Why I can’t ignore General Conference

May 16th, 2016

When they told Mordecai what Esther had said, Mordecai told them to reply to Esther, “Do not think that in the king’s palace you will escape any more than all the other Jews. For if you keep silence at such a time as this, relief and deliverance will rise for the Jews from another quarter, but you and your father’s family will perish. Who knows? Perhaps you have come to royal dignity for just such a time as this.” — Esther 4:12-14, NRSV

I’ve tried so hard. I’ve been diligent in my efforts and concise in my execution of my carefully laid out plan. This plan has been laid out since 2012, and frankly I thought it would work.

I’ve been trying to ignore General Conference 2016.

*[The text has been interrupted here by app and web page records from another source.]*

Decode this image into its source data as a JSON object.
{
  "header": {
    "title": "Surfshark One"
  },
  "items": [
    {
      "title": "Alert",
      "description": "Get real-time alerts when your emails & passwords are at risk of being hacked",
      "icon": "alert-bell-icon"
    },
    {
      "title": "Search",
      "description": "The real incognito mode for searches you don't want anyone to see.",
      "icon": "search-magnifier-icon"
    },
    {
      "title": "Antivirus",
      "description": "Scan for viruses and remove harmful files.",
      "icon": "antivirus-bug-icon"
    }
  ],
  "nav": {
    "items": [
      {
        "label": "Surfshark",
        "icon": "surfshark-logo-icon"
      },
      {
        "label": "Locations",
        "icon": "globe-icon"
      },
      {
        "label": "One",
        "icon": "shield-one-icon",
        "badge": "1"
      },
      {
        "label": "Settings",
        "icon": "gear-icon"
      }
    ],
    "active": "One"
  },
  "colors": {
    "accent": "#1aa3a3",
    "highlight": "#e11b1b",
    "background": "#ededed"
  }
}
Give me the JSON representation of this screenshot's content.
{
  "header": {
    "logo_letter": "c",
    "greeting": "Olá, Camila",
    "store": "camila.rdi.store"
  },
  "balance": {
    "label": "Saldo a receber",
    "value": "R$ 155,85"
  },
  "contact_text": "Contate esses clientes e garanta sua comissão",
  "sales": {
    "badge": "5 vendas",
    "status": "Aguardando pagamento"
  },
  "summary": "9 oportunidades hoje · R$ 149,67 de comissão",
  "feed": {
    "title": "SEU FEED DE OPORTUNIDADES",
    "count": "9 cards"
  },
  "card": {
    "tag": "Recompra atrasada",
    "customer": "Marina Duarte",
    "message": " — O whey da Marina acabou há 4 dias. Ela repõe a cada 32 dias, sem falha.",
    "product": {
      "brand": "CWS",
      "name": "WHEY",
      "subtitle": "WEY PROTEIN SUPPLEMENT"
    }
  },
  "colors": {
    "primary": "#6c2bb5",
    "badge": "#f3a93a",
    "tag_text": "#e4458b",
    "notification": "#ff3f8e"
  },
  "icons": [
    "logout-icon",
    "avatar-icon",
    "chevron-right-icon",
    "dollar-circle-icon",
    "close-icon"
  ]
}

Sure, it’s been difficult. I’m an avid social media person who enjoys engaging people for all things church. But after my times as a delegate to GC2012, I have been tried and tested in my faith in the aftermath. I even left the denomination for a season in the wake of the fiasco that was General Conference. So this time around, I thought I was prepared; I thought I was ready. I had planned to just shut it down and not have a voice in this. But there is that old saying: “When you make plans, God laughs.”

You see, I received a message on Facebook from a person who follows me on social media. He described me as an “open and honest minister” (I’m humbled to be described that way), and he asked for my prayers after an exchange where someone made a disparaging comment about our LGBTQ brothers and sisters in Christ.

As I read the message I couldn’t help but think of Esther’s exchange with Mordecai in the book of Esther. “For if you keep silence at such a time as this, relief and deliverance will rise for the Jews from another quarter… Who knows? Perhaps you have come to royal dignity for such a time as this.”

Perhaps all of us have been given a voice for such a time as this. The divisiveness we face in The United Methodist Church could perhaps be put in a different light if we didn’t degrade or threaten one another with schism and provocative rhetoric. Perhaps relief will rise from another quarter, but I want relief to come to this beloved denomination, the denomination that has given me so much.

So I’m going to watch, and wait, and pray earnestly that God might show up as God did at Pentecost. It is my hope that we might re-claim that Pentecost promise as a people known as Methodists. We’re a rambunctious bunch, but perhaps we’ve been created for such a time as this.